こうした市場環境を踏まえ、同社は2019年8月に長期ビジョンを公表し、長期的な方向性としてネットワークセキュリティの新たなリーディングカンパニーを目指している。具体的には、AIやIoTなどの新しいテクノロジー、ユニークな発想のメンバーを結集したセキュリティソリューションプロバイダービジネスを展開することで、顧客、パートナーから信頼され、自らが誇れる業界TOP企業を目指す。一方、経営戦略の基本方針としては企業価値向上を追求していく。具体的には、既存事業分野の持続的成長、新規プロダクト、サービス、自社製品、自社サービスへの集中投資と拡大に加え、M&A戦略及び新たなビジネスモデル創出による爆発的成長を目指す。ベースラインの持続的な成長に加えて、爆発的な成長を達成するために、M&A戦略や新規事業を積極化する方針である。
2. 中期数値目標と達成に向けた取り組み
同社は市場環境認識や長期ビジョンに基づき、2020年2月に対外的には初めてとなる中期数値目標を発表した。2022年12月期に売上高150億円、営業利益10億円、営業利益率6.7%を目指していたが、計画策定時には想定しなかったコロナ禍そして世界的な半導体不足による納期遅延の影響を大きく受け、目標達成は厳しい状況となっている。
一方、2022年4月の東証新市場区分再編に伴い、同社はプライム市場へ移行したが、移行基準日時点(2021年6月30日)において、当該市場の上場維持基準のうち流通株式時価総額の基準を満たしていなかったことから、2021年12月に上場維持基準の適合に向けた計画書を発表した。基本方針として、流通株式時価総額基準の充足に向けて、事業成長を加速させて企業価値の向上に取り組み、時価総額の向上を図る。併せて流通株式比率の向上にも取り組み、さらなる流通株式時価総額の向上を目指す。また、新たな中期数値目標として、2024年12月期に売上高170億円、営業利益12億円、親会社株主に帰属する当期純利益8億円、EPS69円を掲げた。基準の充足に向けて具体的な施策を推進することで3つのビジネスをバランスよく伸ばし、目標達成を目指す。
なお、この中期数値目標は、売上高は会計基準の変更もあり2021年12月期実績比1.4倍(年平均成長率12.2%)にとどまるものの、営業利益は同1.9倍(同23.3%)、親会社株主に帰属する当期純利益は同1.8倍(同20.7%)と大幅な増益を計画しており、意欲的な目標であると言える。

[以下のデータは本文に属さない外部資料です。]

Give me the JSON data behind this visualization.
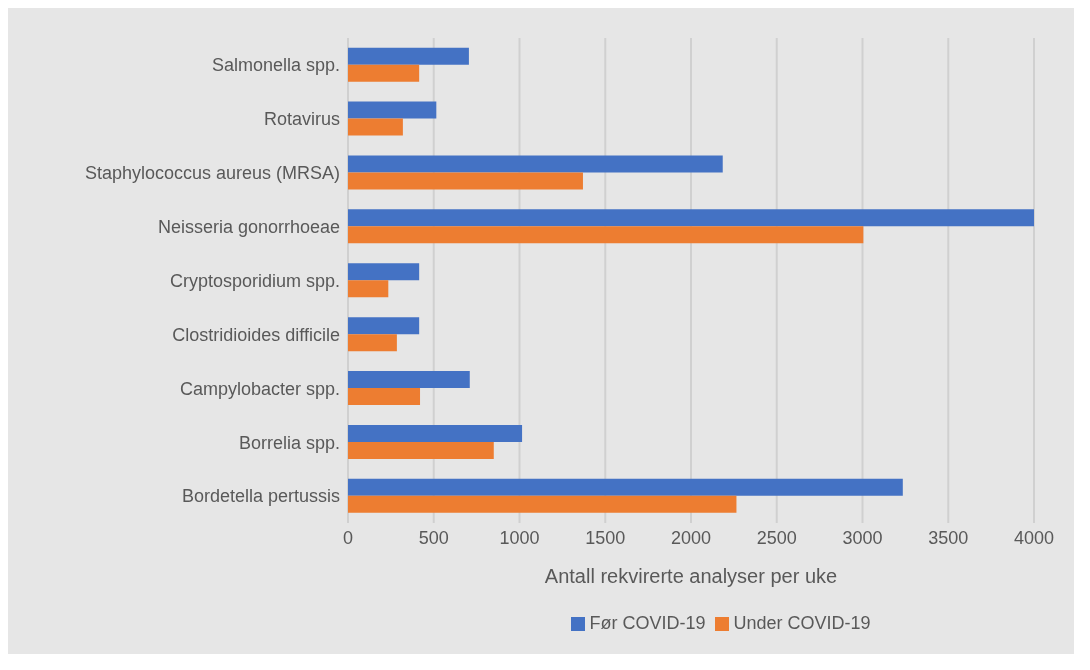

利益率の高い自社開発ビジネスを大きく伸ばすことで営業利益率の改善が見込まれるほか、2020年12月期及び2021年12月期の増員に伴う販管費増加が一巡したことも増益に寄与すると見られる。2022年12月期業績が順調に推移していることからも、中期数値目標達成に向けて好調なスタートを切っていると弊社では評価している。
中期数値目標達成に向けた具体的な取り組み施策としては、(1) 基盤となる技術者の大幅増員、(2) VADビジネスの伸長、自社開発ビジネスの拡大、システムインテグレーションビジネスの強化、(3) ストック型サービスビジネスの拡大、ビジネスの変革、資本・業務提携やM&A、(4) IR・資本政策、SDGsへの取り組み、などを計画している。具体的な内容は以下のとおりである。
(1) 技術者の大幅増員
同社グループの人員は約7割が技術者であり、取り扱い商材の新規検討や品質確保、自社製品の開発、各種サービスの提供など、事業の基盤として欠かせない存在である。そこで新たに採用チームを編成し、2024年12月期までに技術者採用数の倍増を目指す。
同社では人材投資として積極的な採用を継続しており、技術者の採用・育成を継続することはグループの成長に不可欠であると考えている。ITエンジニアが客先を訪問し、技術的付加価値を付けてシステムを構築・提供できることが、同社の強みの1つであり、同社への信頼感を高めている。国内ではITエンジニア不足が深刻だが、同社は技術レベルに応じた独自採用ルートも活用することで人材を確保してきた。加えて、自社開発ビジネスを強化するため、営業・マーケティング職を増員し、販売力を強化している。また、成長に即した報酬体系の見直し、新卒から幹部候補までの研修の強化、インサイドセールス(相手先を訪問しない内勤型営業)の強化なども実施している。今後も、継続的にグループ各社のリソース再配置を検討・実行し、グループ内組織・事業の整理・最適化にも取り組む方針だ。
2022年12月期第2四半期のトピックとしては、技術者採用倍増を社長直轄のプロジェクトとして始動した。また、採用、育成を加速するため、採用組織の見直しを進めるとともに、より魅力的な環境の整備を進めている。2022年6月末のグループ従業員数は前期末から31名増加したが、このうち29名が技術者となるなど、早くも成果が出ている。
(2) 3つのビジネスの強化
VADビジネスの伸長、自社開発ビジネスの拡大、システムインテグレーションビジネスの強化を図るものであり、同社の今後の成長戦略の中心をなす取り組みと言える。
a) VADビジネスの伸長
「VADビジネスの伸長」としては、新規セキュリティ商材の継続的取り扱い、効率的な販売体制のさらなる強化、着実なサポートサービス(ストック収入)の積み上げを推進する。売上高目標としては、2024年12月期に83.5億円(年平均成長率16.7%)を掲げている。
2022年12月期第2四半期のトピックとしては、半導体不足による納期遅延影響が続く逆風のなか、新規メーカーとの取引を増やし代替商材を確保したことにより、プロダクト販売が伸長し、売上高は前年同期比で約3割(5億円超)増加した。各社商材の売上でトップクラスの実績を誇る同社に対する評価は高く、Juniperから6年連続、Darktraceから2年連続で表彰を受けている。また、サポートサービス(ストック収入)についても同16%(約1.3億円)増加しており、着実に積み上げている。このほか、新規セキュリティ商材を継続的に取り扱っており、2022年4月にはサイバー攻撃の兆候を検知するRapid7「Threat Command」、6月にはMicrosoft365向けSaaS型バックアップサービス「Barracuda Cloud-to-Cloud Backup」、8月にはIPデバイス可視化を基盤としたセキュリティソリューションを提供する「Forescout」、9月にはMicrosoft365向けSaaS型メールセキュリティソリューション「Vade for M365」の販売を開始した。